I'm writing code that get the content of Docx file as HTML by using open XML power tools and now I want to convert it back to another docx file. the step that gets contents as HTML works fine but when I generate the docx file from that HTML the file cannot be opened and throws this error
this file was created in a pre-release version of word 2007 and cannot be opened in this version
the HTML generated from test docx is
<html xmlns="http://www.w3.org/1999/xhtml">
<head>
<meta
charset="UTF-8" />
<title>My Page Title</title>
<meta
name="Generator"
content="PowerTools for Open XML" />
<style>span { white-space: pre-wrap; }
p.pt-Normal {
line-height: 107.9%;
margin-bottom: 8pt;
text-align: justify;
font-family: ;
font-size: 11pt;
margin-top: 0;
margin-left: 0;
margin-right: 0;
}
span.pt-DefaultParagraphFont {
font-family: ;
font-size: 11pt;
font-style: normal;
font-weight: normal;
margin: 0;
padding: 0;
}
span.pt-DefaultParagraphFont-000000 {
font-family: Calibri;
font-size: 11pt;
font-style: normal;
font-weight: normal;
margin: 0;
padding: 0;
}
</style>
</head>
<body>
<div>
<p
dir="rtl"
class="pt-Normal">‏<span
lang="fa-IR"
class="pt-DefaultParagraphFont">‏با سلام خدمت ‏</span><span
lang="fa-IR"
class="pt-DefaultParagraphFont">‏<<‏</span><span
class="pt-DefaultParagraphFont-000000">‎PERSONS.lname‎</span><span
lang="fa-IR"
class="pt-DefaultParagraphFont">‏>>‏</span><span
lang="fa-IR"
class="pt-DefaultParagraphFont">‏ ‏</span><span
lang="fa-IR"
class="pt-DefaultParagraphFont">‏<<‏</span><span
class="pt-DefaultParagraphFont-000000">‎PERSONS.fname‎</span><span
lang="fa-IR"
class="pt-DefaultParagraphFont">‏>>‏</span></p>
<p
dir="rtl"
class="pt-Normal">‏<span
lang="fa-IR"
class="pt-DefaultParagraphFont">‏مدیر محترم ‏</span><span
lang="fa-IR"
class="pt-DefaultParagraphFont">‏<<‏</span><span
class="pt-DefaultParagraphFont-000000">‎OFFICE.name‎</span><span
lang="fa-IR"
class="pt-DefaultParagraphFont">‏>>‏</span></p>
</div>
</body>
</html>
and my code to save the above html as docx is
using (WordprocessingDocument wordDoc =
WordprocessingDocument.Create(dest_doc_path, WordprocessingDocumentType.Document))
{
MainDocumentPart mainPart = wordDoc.AddMainDocumentPart();
string htmlcontent = htmlTXT.Text;
using (Stream stream = mainPart.GetStream())
{
byte[] buf = (new UTF8Encoding()).GetBytes(htmlcontent);
stream.Write(buf, 0, buf.Length);
}
MessageBox.Show("DONE", "done", MessageBoxButton.OK);
}
The answer is simple. You must not insert HTML content into the MainDocumentPart
because it is expected to contain a valid Open XML w:document
element, e.g., as the following simplified one:
<?xml version="1.0" encoding="UTF-8" standalone="yes"?>
<w:document xmlns:w="http://schemas.openxmlformats.org/wordprocessingml/2006/main">
<w:body>
<w:p>
<w:r>
<w:t>Hello, world!</w:t>
</w:r>
</w:p>
</w:body>
</w:document>
The error message probably is a little misleading. HTML is simply invalid in this case.
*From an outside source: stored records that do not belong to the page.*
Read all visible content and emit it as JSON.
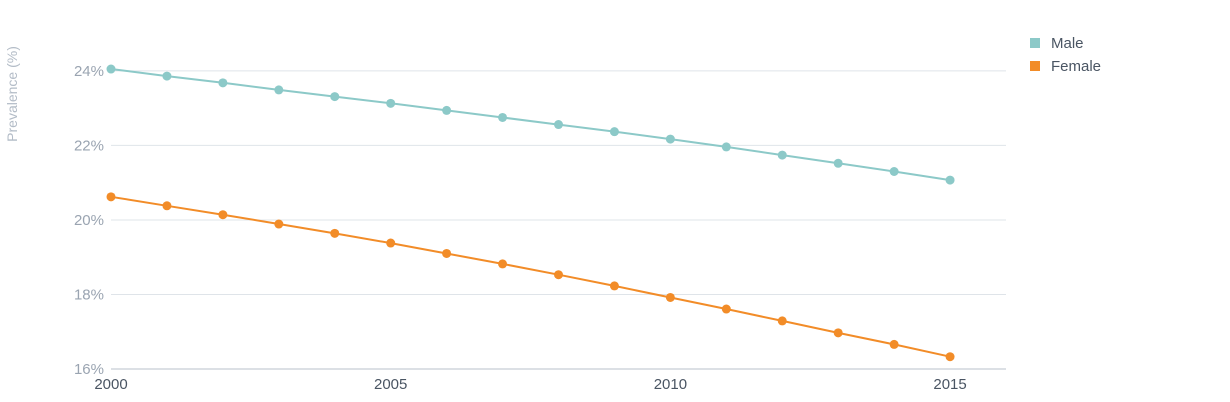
{
  "chart_data": {
    "type": "line",
    "title": "",
    "xlabel": "",
    "ylabel": "Prevalence (%)",
    "x": [
      2000,
      2001,
      2002,
      2003,
      2004,
      2005,
      2006,
      2007,
      2008,
      2009,
      2010,
      2011,
      2012,
      2013,
      2014,
      2015
    ],
    "x_ticks": [
      2000,
      2005,
      2010,
      2015
    ],
    "x_tick_labels": [
      "2000",
      "2005",
      "2010",
      "2015"
    ],
    "xlim": [
      2000,
      2016
    ],
    "y_ticks": [
      16,
      18,
      20,
      22,
      24
    ],
    "y_tick_labels": [
      "16%",
      "18%",
      "20%",
      "22%",
      "24%"
    ],
    "ylim": [
      16,
      25.5
    ],
    "grid": "horizontal",
    "legend_position": "top-right",
    "series": [
      {
        "name": "Male",
        "color": "#8cc9c8",
        "values": [
          24.05,
          23.86,
          23.68,
          23.49,
          23.31,
          23.13,
          22.94,
          22.75,
          22.56,
          22.37,
          22.17,
          21.96,
          21.74,
          21.52,
          21.3,
          21.07
        ]
      },
      {
        "name": "Female",
        "color": "#f28c28",
        "values": [
          20.62,
          20.38,
          20.14,
          19.89,
          19.64,
          19.38,
          19.1,
          18.82,
          18.53,
          18.23,
          17.92,
          17.61,
          17.29,
          16.97,
          16.66,
          16.33
        ]
      }
    ]
  }
}
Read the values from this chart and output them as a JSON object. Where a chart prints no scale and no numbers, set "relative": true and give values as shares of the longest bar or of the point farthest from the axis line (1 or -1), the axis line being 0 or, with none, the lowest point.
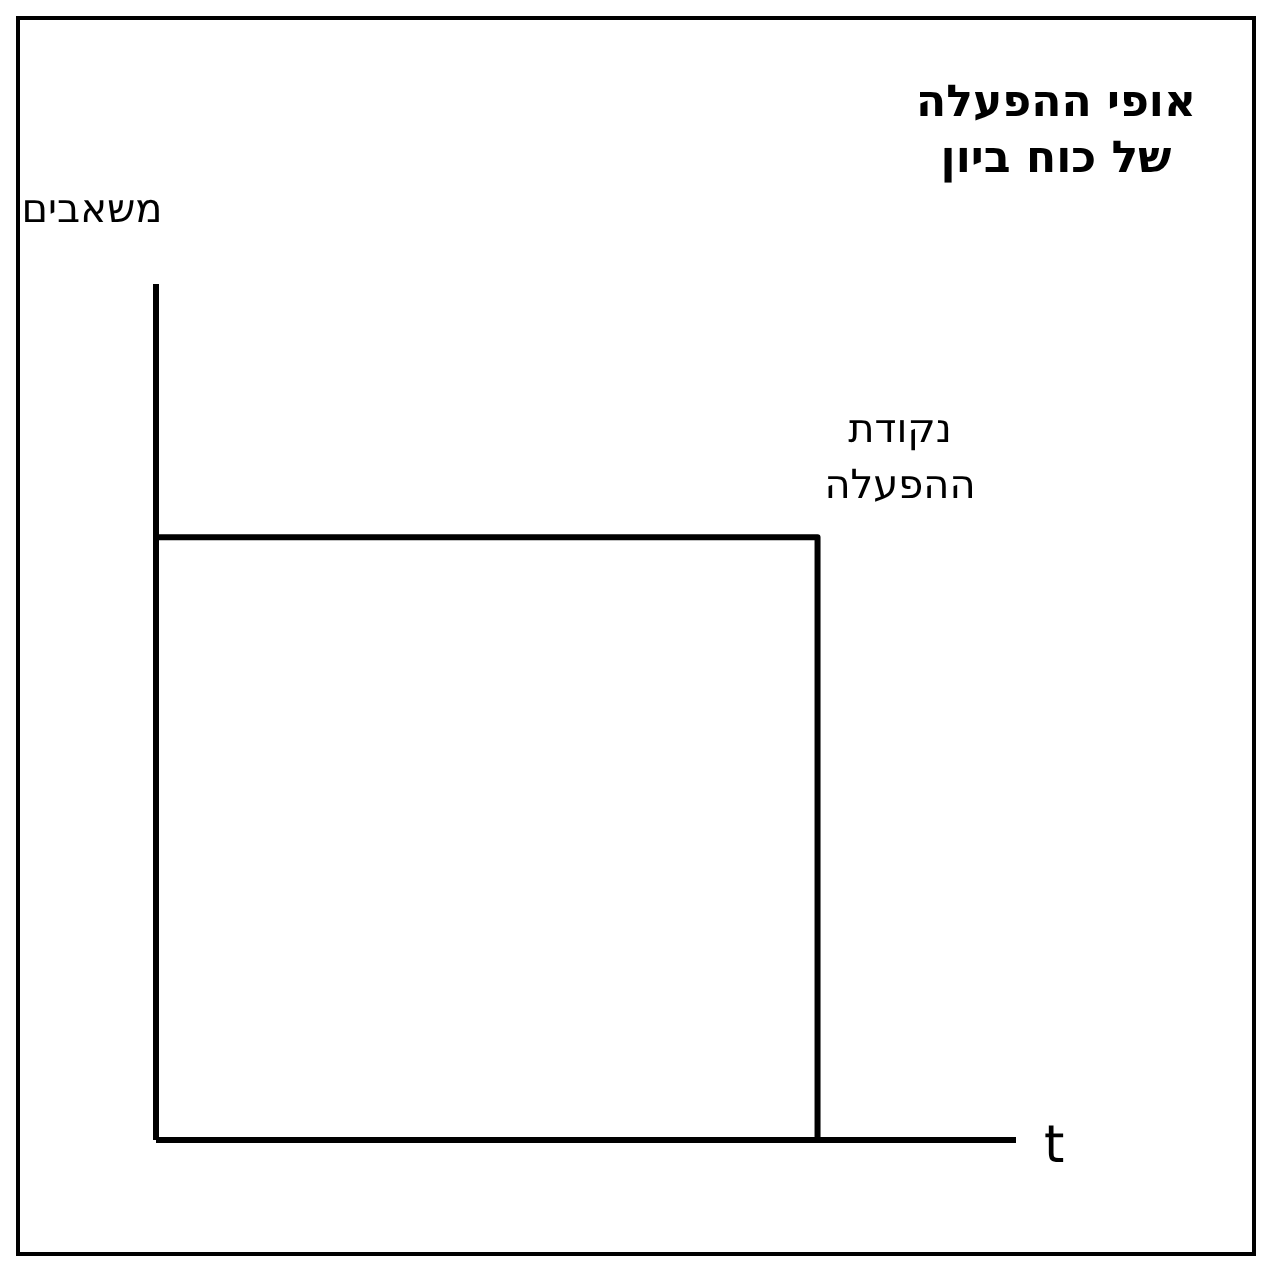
{
  "chart_data": {
    "type": "step",
    "title": "אופי ההפעלה\nשל כוח ביון",
    "xlabel": "t",
    "relative": true,
    "categories": [
      null,
      null,
      null,
      null,
      null,
      null,
      null,
      null,
      null,
      null,
      null,
      null,
      null,
      null
    ],
    "grid": false,
    "legend": false,
    "marker": "none",
    "line_style": "solid",
    "series": [
      {
        "color": "#000000",
        "values": [
          1,
          1,
          1,
          1,
          1,
          1,
          1,
          1,
          1,
          1,
          0,
          0,
          0,
          0
        ]
      }
    ],
    "annotations": [
      "משאבים",
      "נקודת\nההפעלה"
    ]
  }
}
Depending on whether or not you changed the HTML after creating it (with the Open XML PowerTools) from the original Word document, you will have to either transform it back into valid Open XML markup (if you changed it) or simply use the Open XML markup from the original Word document.